Ali also points out that clinical research shouldn’t be the only method for gathering qualitative data. “I believe that discussing psychedelics in the context of lived experiences by populations who have historically been marginalized can also provide its own source of valuable knowledge,” he says.
Addressing Accessibility for Marginalized Groups
Ensuring inclusivity of underrepresented groups isn’t only about equity and fairness, though. BIPOC also experience significantly higher rates of racial trauma than white people, which can present symptoms similar to PTSD, like flashbacks, nightmares, headaches, and heart palpitations, according to the American Psychological Association.

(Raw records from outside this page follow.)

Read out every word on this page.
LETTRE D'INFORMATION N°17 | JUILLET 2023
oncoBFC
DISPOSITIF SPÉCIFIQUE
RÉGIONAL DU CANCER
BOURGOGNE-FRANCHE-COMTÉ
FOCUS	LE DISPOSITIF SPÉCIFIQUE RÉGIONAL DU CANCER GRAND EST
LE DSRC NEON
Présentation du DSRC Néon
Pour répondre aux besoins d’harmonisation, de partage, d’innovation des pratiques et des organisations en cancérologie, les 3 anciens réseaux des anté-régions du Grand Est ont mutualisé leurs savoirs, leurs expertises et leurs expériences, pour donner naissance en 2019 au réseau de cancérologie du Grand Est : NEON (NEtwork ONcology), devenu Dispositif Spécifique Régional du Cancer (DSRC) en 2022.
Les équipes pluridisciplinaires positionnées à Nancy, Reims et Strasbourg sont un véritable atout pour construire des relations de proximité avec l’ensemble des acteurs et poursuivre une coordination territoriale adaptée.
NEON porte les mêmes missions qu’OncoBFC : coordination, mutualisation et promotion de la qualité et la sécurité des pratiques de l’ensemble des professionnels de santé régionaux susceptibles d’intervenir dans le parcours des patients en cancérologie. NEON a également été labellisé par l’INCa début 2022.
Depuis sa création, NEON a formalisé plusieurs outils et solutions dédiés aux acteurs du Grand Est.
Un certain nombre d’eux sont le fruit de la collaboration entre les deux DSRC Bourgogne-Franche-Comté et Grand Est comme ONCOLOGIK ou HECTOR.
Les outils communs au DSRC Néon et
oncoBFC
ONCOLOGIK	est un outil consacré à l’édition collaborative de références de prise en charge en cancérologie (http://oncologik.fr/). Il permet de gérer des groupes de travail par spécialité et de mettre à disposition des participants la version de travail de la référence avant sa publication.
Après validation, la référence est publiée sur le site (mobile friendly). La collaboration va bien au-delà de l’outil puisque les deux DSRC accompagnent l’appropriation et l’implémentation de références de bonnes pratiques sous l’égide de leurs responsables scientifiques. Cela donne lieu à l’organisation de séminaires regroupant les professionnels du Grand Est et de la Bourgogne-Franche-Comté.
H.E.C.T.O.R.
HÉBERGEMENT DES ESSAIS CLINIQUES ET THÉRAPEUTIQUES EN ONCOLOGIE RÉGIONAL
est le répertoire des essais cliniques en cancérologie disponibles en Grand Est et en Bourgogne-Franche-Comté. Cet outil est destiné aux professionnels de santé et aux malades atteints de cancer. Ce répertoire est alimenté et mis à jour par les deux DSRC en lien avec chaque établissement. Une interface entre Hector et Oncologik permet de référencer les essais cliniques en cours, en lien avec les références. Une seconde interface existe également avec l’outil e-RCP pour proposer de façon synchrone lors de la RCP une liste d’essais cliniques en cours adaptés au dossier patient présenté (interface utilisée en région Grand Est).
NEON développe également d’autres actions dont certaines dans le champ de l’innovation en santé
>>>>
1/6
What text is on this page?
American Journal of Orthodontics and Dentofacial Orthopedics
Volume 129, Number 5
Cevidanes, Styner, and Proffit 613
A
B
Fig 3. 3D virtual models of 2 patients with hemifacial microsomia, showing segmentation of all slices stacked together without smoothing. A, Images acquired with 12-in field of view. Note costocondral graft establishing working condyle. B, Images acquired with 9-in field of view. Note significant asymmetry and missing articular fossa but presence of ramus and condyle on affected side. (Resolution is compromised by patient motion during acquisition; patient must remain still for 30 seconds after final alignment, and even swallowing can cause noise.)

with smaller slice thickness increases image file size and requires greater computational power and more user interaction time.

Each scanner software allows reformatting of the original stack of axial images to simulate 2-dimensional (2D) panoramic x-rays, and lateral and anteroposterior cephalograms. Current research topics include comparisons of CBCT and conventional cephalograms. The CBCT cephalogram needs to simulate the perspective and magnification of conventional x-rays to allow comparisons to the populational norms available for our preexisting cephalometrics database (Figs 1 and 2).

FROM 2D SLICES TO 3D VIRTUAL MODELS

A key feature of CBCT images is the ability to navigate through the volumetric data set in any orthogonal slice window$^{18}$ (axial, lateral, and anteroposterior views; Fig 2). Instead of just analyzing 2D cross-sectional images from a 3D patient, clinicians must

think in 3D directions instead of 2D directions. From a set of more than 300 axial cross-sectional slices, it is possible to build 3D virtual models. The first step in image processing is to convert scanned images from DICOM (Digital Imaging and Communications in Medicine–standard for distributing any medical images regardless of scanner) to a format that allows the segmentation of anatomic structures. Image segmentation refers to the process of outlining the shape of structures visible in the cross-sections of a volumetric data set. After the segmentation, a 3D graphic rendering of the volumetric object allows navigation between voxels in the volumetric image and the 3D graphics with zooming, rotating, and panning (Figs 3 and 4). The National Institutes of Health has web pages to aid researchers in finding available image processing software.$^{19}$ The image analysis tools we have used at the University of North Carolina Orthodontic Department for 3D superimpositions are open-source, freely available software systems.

Given promising results of psychedelic clinical trials for PTSD, it stands to reason BIPOC could also benefit even more from these therapies.

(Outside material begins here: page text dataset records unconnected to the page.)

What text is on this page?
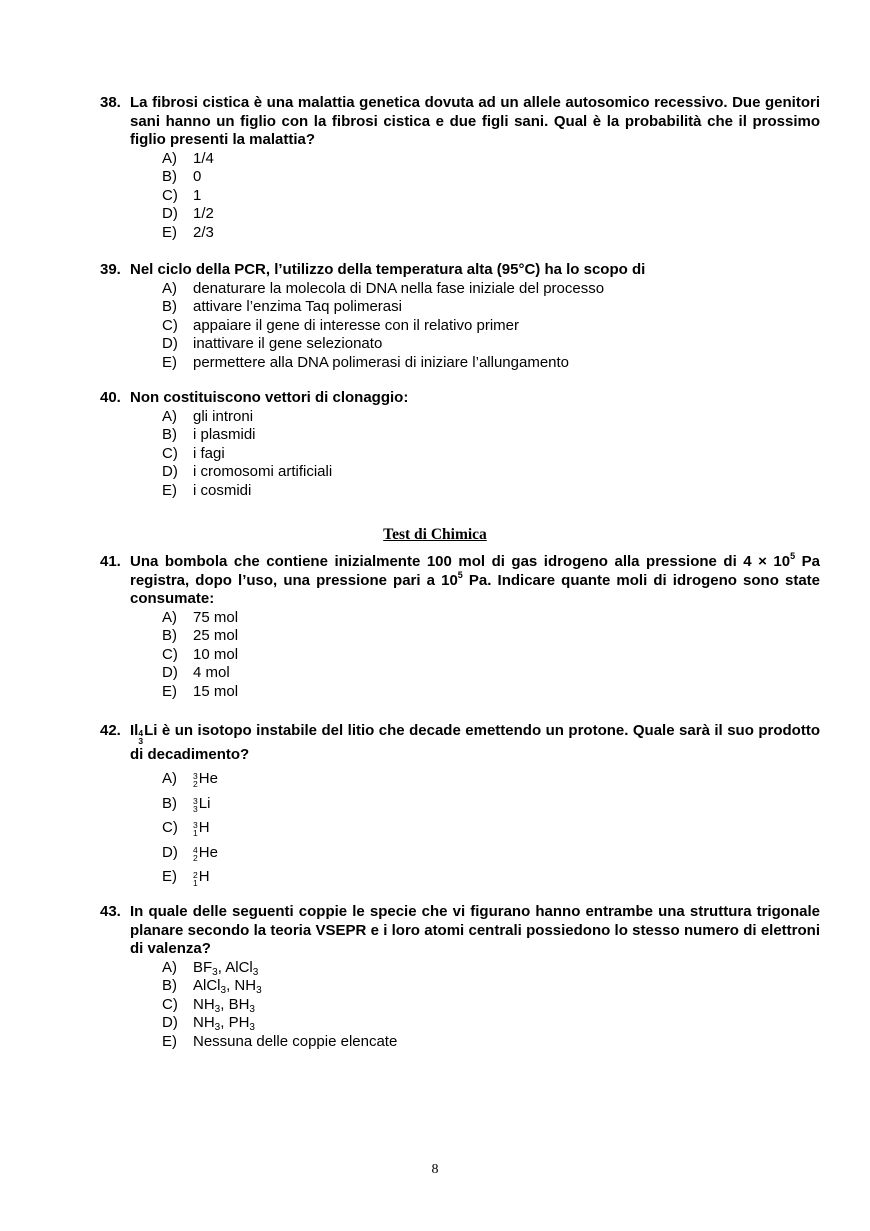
38. La fibrosi cistica è una malattia genetica dovuta ad un allele autosomico recessivo. Due genitori sani hanno un figlio con la fibrosi cistica e due figli sani. Qual è la probabilità che il prossimo figlio presenti la malattia?
A)	1/4
B)	0
C)	1
D)	1/2
E)	2/3
39. Nel ciclo della PCR, l’utilizzo della temperatura alta (95°C) ha lo scopo di
A)	denaturare la molecola di DNA nella fase iniziale del processo
B)	attivare l’enzima Taq polimerasi
C)	appaiare il gene di interesse con il relativo primer
D)	inattivare il gene selezionato
E)	permettere alla DNA polimerasi di iniziare l’allungamento
40. Non costituiscono vettori di clonaggio:
A)	gli introni
B)	i plasmidi
C)	i fagi
D)	i cromosomi artificiali
E)	i cosmidi
Test di Chimica
41. Una bombola che contiene inizialmente 100 mol di gas idrogeno alla pressione di $4 \times 10^5$ Pa registra, dopo l’uso, una pressione pari a $10^5$ Pa. Indicare quante moli di idrogeno sono state consumate:
A)	75 mol
B)	25 mol
C)	10 mol
D)	4 mol
E)	15 mol
42. Il 4
3
Li è un isotopo instabile del litio che decade emettendo un protone. Quale sarà il suo prodotto di decadimento?
A)	3
2 He
B)	3
3 Li
C)	3
1 H
D)	4
2 He
E)	2
1 H
43. In quale delle seguenti coppie le specie che vi figurano hanno entrambe una struttura trigonale planare secondo la teoria VSEPR e i loro atomi centrali possiedono lo stesso numero di elettroni di valenza?
A)	$BF_3$, AlCl$_3$
B)	AlCl$_3$, $NH_3$
C)	$NH_3$, $BH_3$
D)	$NH_3$, $PH_3$
E)	Nessuna delle coppie elencate
8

Unfortunately, according to Lisa Sky, a somatic educator and bodyworker, because psychedelics research has primarily catered to white people, most data only reflects how psychedelics affect white people. “I think we need to broaden our lens for how we could help people with other types of problems,” she says in an interview for Mic.
Monnica Williams, an associate professor of psychology at the University of Ottawa and co-creator of Canada’s first Psychedelic Studies program, agrees. “I could do a million-dollar psychedelic study with only professional white women, and let’s say it works great,” she says in the same Mic article. “But I don’t know how well it’s going to work on a Bolivian American man.”
And, once psychedelics leave the clinical trials phase and become approved for therapeutic use, there’s also the question of who will be able to afford it, whether or not it will be covered by insurance, and who will have access to information about treatments.
“It’s up to us to find ways to disseminate resources and stop leaving them at the top, in the most elite research institutions,” Jamilah George says, referring to herself and fellow psychotherapists leading the psychedelic renaissance. “We have to find ways to take this information and bring it down, so it’s accessible.”
But it’s impossible to fully address these challenges without addressing existing systemic issues in healthcare, law enforcement, academia, and cultural representation in general. Access to psychedelics could help address racial trauma and promote significant healing for BIPOC but, until the industry better reflects the populace and honors those indigenous groups who first cultivated and worked with psychedelics, accessibility will continue to be an uphill battle.